In response, Gucci filed a motion to dismiss stating that Forever 21 had failed to allege sufficient facts to support its claim for cancellation or denial of its trademarks. Gucci noted that “[a] complaint without even a single factual allegation addressed to the particular trademarks at issue, and that fails to identify the alleged third-party users or describe their allegedly similar products, must, on its face, be dismissed.” Gucci’s motion also argued that Forever 21 lacked standing to even seek cancellation of many of Gucci’s trademarks, because Gucci’s cease and desist letter only accused Forever 21 of infringement in the categories of clothing and jewelry, and not in the additional five categories Forever 21’s complaint sought to cancel. Finally, Gucci argued to the court that it did not have power to cancel a pending trademark application. On November 6, 2017, the court granted Gucci’s motion while granting Forever 21 the leave to amend its complaint to plead sufficient facts to support its claim of cancellation for lack of secondary meaning, aesthetic functionality, and genericism, as well as its claim for denial of Gucci’s pending trademark registrations.
On November 17, 2017, Forever 21 timely filed its amended complaint, hoping to cure the defects of its original complaint. In support of its claim for cancellation for lack of secondary meaning, aesthetic functionality, and genericism, Forever 21 attached 126 examples of items ranging from clothing, shoes, belts, hats, and other goods bearing either blue-red-blue or green-red-green stripes. Among the companies that Forever 21 points out as using Gucci’s striped marks were Louis Vuitton, Versace, Adidas, Tory Burch, J. Crew, and Gap. Acknowledging the District Court’s concern for its ability to deny pending registrations, Forever 21 cited Forschner Group v. B-Line A.G. as support for its belief that the court may ultimately determine Gucci’s right to register the mark in the additional categories.

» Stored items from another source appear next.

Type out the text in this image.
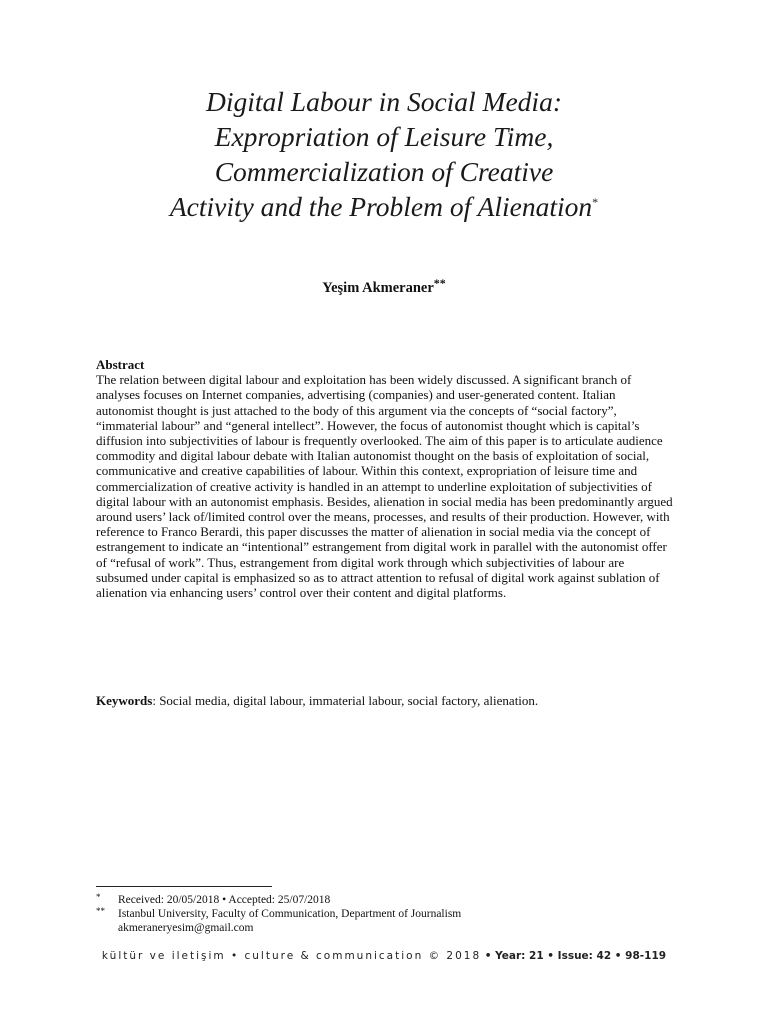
Digital Labour in Social Media:
Expropriation of Leisure Time,
Commercialization of Creative
Activity and the Problem of Alienation*
Yeşim Akmeraner**
Abstract
The relation between digital labour and exploitation has been widely discussed. A significant branch of analyses focuses on Internet companies, advertising (companies) and user-generated content. Italian autonomist thought is just attached to the body of this argument via the concepts of “social factory”, “immaterial labour” and “general intellect”. However, the focus of autonomist thought which is capital’s diffusion into subjectivities of labour is frequently overlooked. The aim of this paper is to articulate audience commodity and digital labour debate with Italian autonomist thought on the basis of exploitation of social, communicative and creative capabilities of labour. Within this context, expropriation of leisure time and commercialization of creative activity is handled in an attempt to underline exploitation of subjectivities of digital labour with an autonomist emphasis. Besides, alienation in social media has been predominantly argued around users’ lack of/limited control over the means, processes, and results of their production. However, with reference to Franco Berardi, this paper discusses the matter of alienation in social media via the concept of estrangement to indicate an “intentional” estrangement from digital work in parallel with the autonomist offer of “refusal of work”. Thus, estrangement from digital work through which subjectivities of labour are subsumed under capital is emphasized so as to attract attention to refusal of digital work against sublation of alienation via enhancing users’ control over their content and digital platforms.
Keywords: Social media, digital labour, immaterial labour, social factory, alienation.
*	Received: 20/05/2018 • Accepted: 25/07/2018
**	Istanbul University, Faculty of Communication, Department of Journalism
akmeraneryesim@gmail.com
kültür ve iletişim • culture & communication © 2018 • Year: 21 • Issue: 42 • 98-119
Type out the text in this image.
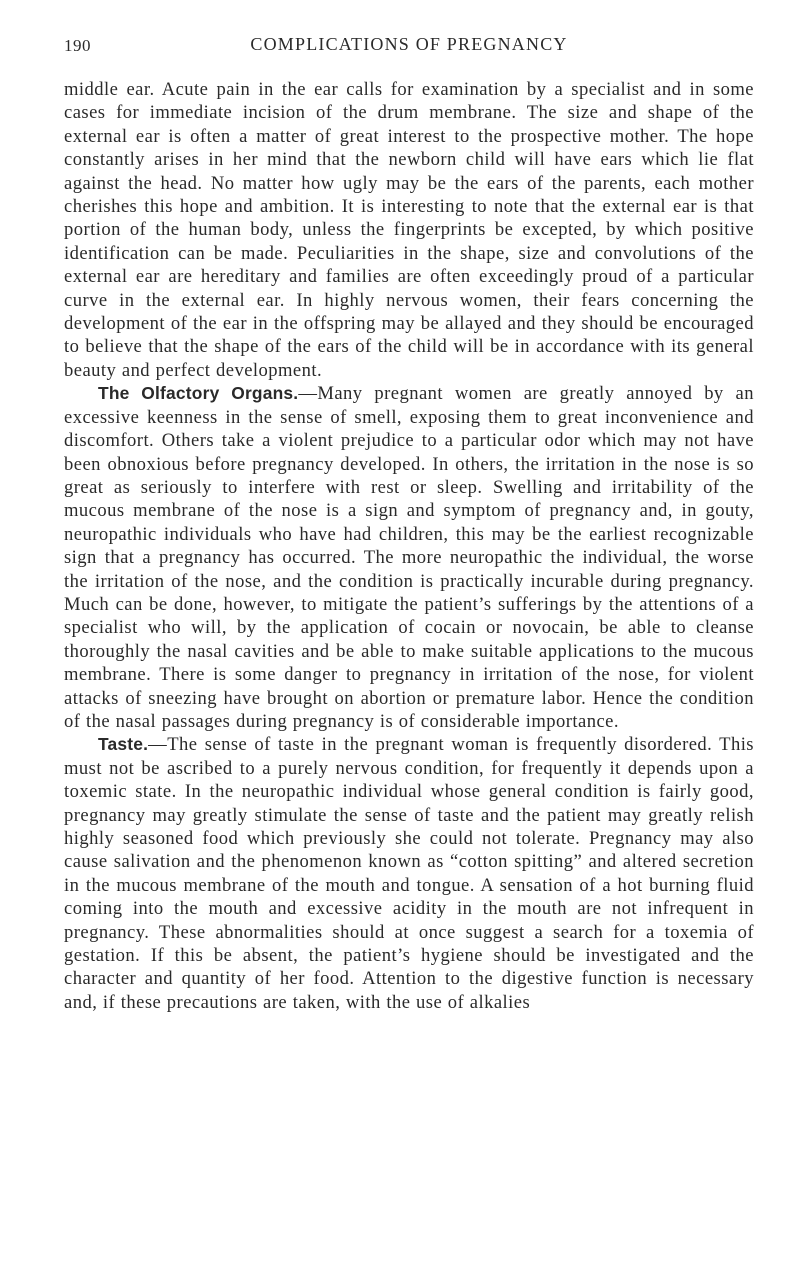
190	COMPLICATIONS OF PREGNANCY

middle ear. Acute pain in the ear calls for examination by a specialist and in some cases for immediate incision of the drum membrane. The size and shape of the external ear is often a matter of great interest to the prospective mother. The hope constantly arises in her mind that the newborn child will have ears which lie flat against the head. No matter how ugly may be the ears of the parents, each mother cherishes this hope and ambition. It is interesting to note that the external ear is that portion of the human body, unless the fingerprints be excepted, by which positive identification can be made. Peculiarities in the shape, size and convolutions of the external ear are hereditary and families are often exceedingly proud of a particular curve in the external ear. In highly nervous women, their fears concerning the development of the ear in the offspring may be allayed and they should be encouraged to believe that the shape of the ears of the child will be in accordance with its general beauty and perfect development.

The Olfactory Organs.—Many pregnant women are greatly annoyed by an excessive keenness in the sense of smell, exposing them to great inconvenience and discomfort. Others take a violent prejudice to a particular odor which may not have been obnoxious before pregnancy developed. In others, the irritation in the nose is so great as seriously to interfere with rest or sleep. Swelling and irritability of the mucous membrane of the nose is a sign and symptom of pregnancy and, in gouty, neuropathic individuals who have had children, this may be the earliest recognizable sign that a pregnancy has occurred. The more neuropathic the individual, the worse the irritation of the nose, and the condition is practically incurable during pregnancy. Much can be done, however, to mitigate the patient’s sufferings by the attentions of a specialist who will, by the application of cocain or novocain, be able to cleanse thoroughly the nasal cavities and be able to make suitable applications to the mucous membrane. There is some danger to pregnancy in irritation of the nose, for violent attacks of sneezing have brought on abortion or premature labor. Hence the condition of the nasal passages during pregnancy is of considerable importance.

Taste.—The sense of taste in the pregnant woman is frequently disordered. This must not be ascribed to a purely nervous condition, for frequently it depends upon a toxemic state. In the neuropathic individual whose general condition is fairly good, pregnancy may greatly stimulate the sense of taste and the patient may greatly relish highly seasoned food which previously she could not tolerate. Pregnancy may also cause salivation and the phenomenon known as “cotton spitting” and altered secretion in the mucous membrane of the mouth and tongue. A sensation of a hot burning fluid coming into the mouth and excessive acidity in the mouth are not infrequent in pregnancy. These abnormalities should at once suggest a search for a toxemia of gestation. If this be absent, the patient’s hygiene should be investigated and the character and quantity of her food. Attention to the digestive function is necessary and, if these precautions are taken, with the use of alkalies
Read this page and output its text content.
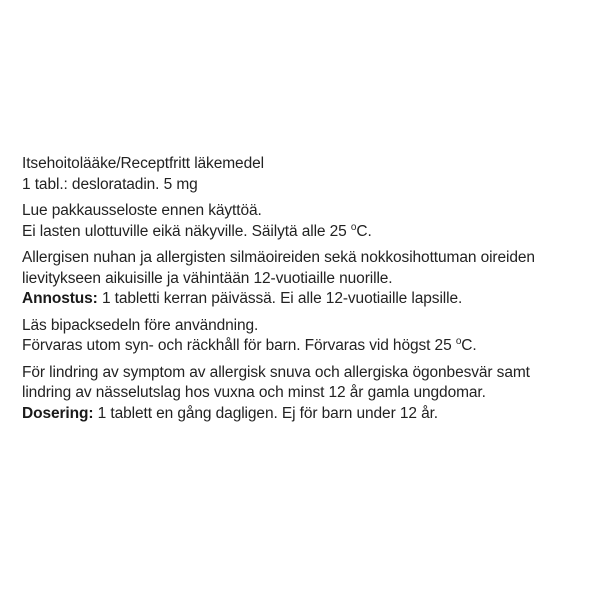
Itsehoitolääke/Receptfritt läkemedel
1 tabl.: desloratadin. 5 mg
Lue pakkausseloste ennen käyttöä.
Ei lasten ulottuville eikä näkyville. Säilytä alle 25 $^o$C.
Allergisen nuhan ja allergisten silmäoireiden sekä nokkosihottuman oireiden
lievitykseen aikuisille ja vähintään 12-vuotiaille nuorille.
Annostus: 1 tabletti kerran päivässä. Ei alle 12-vuotiaille lapsille.
Läs bipacksedeln före användning.
Förvaras utom syn- och räckhåll för barn. Förvaras vid högst 25 $^o$C.
För lindring av symptom av allergisk snuva och allergiska ögonbesvär samt
lindring av nässelutslag hos vuxna och minst 12 år gamla ungdomar.
Dosering: 1 tablett en gång dagligen. Ej för barn under 12 år.
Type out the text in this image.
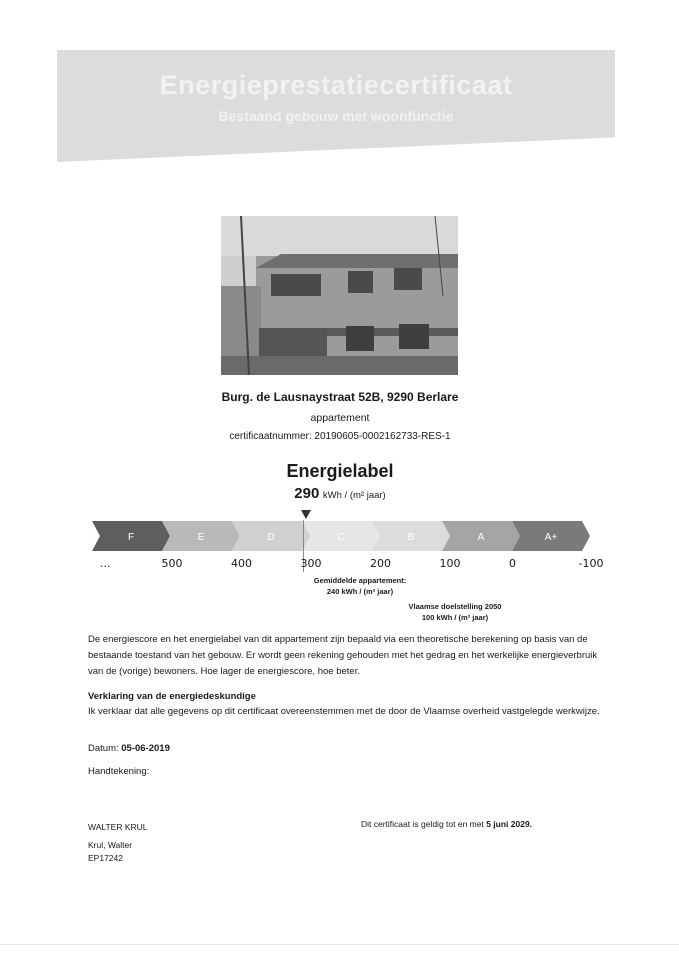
Energieprestatiecertificaat
Bestaand gebouw met woonfunctie
Burg. de Lausnaystraat 52B, 9290 Berlare
appartement
certificaatnummer: 20190605-0002162733-RES-1
Energielabel
290 kWh / (m² jaar)
F	E	D	C	B	A	A+
...	500	400	300	200	100	0	-100
Gemiddelde appartement:
240 kWh / (m² jaar)
Vlaamse doelstelling 2050
100 kWh / (m² jaar)
De energiescore en het energielabel van dit appartement zijn bepaald via een theoretische berekening op basis van de bestaande toestand van het gebouw. Er wordt geen rekening gehouden met het gedrag en het werkelijke energieverbruik van de (vorige) bewoners. Hoe lager de energiescore, hoe beter.
Verklaring van de energiedeskundige
Ik verklaar dat alle gegevens op dit certificaat overeenstemmen met de door de Vlaamse overheid vastgelegde werkwijze.
Datum: 05-06-2019
Handtekening:
WALTER KRUL
Krul, Walter
EP17242
Dit certificaat is geldig tot en met 5 juni 2029.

For some, it may be surprising to learn that Forever 21 filed its amended complaint to maintain its action against Gucci for its striped marks. Aside from including significant amounts of photos of products with similar-colored stripes as Gucci’s striped marks, Forever 21 does little to build on its cancellation claims and how Gucci’s striped marks have not acquired secondary meaning or have been the victim of genericide. As such, it will be interesting to watch this case unfold as it serves as fair warning for what can happen when sending a cease and desist letter (or three).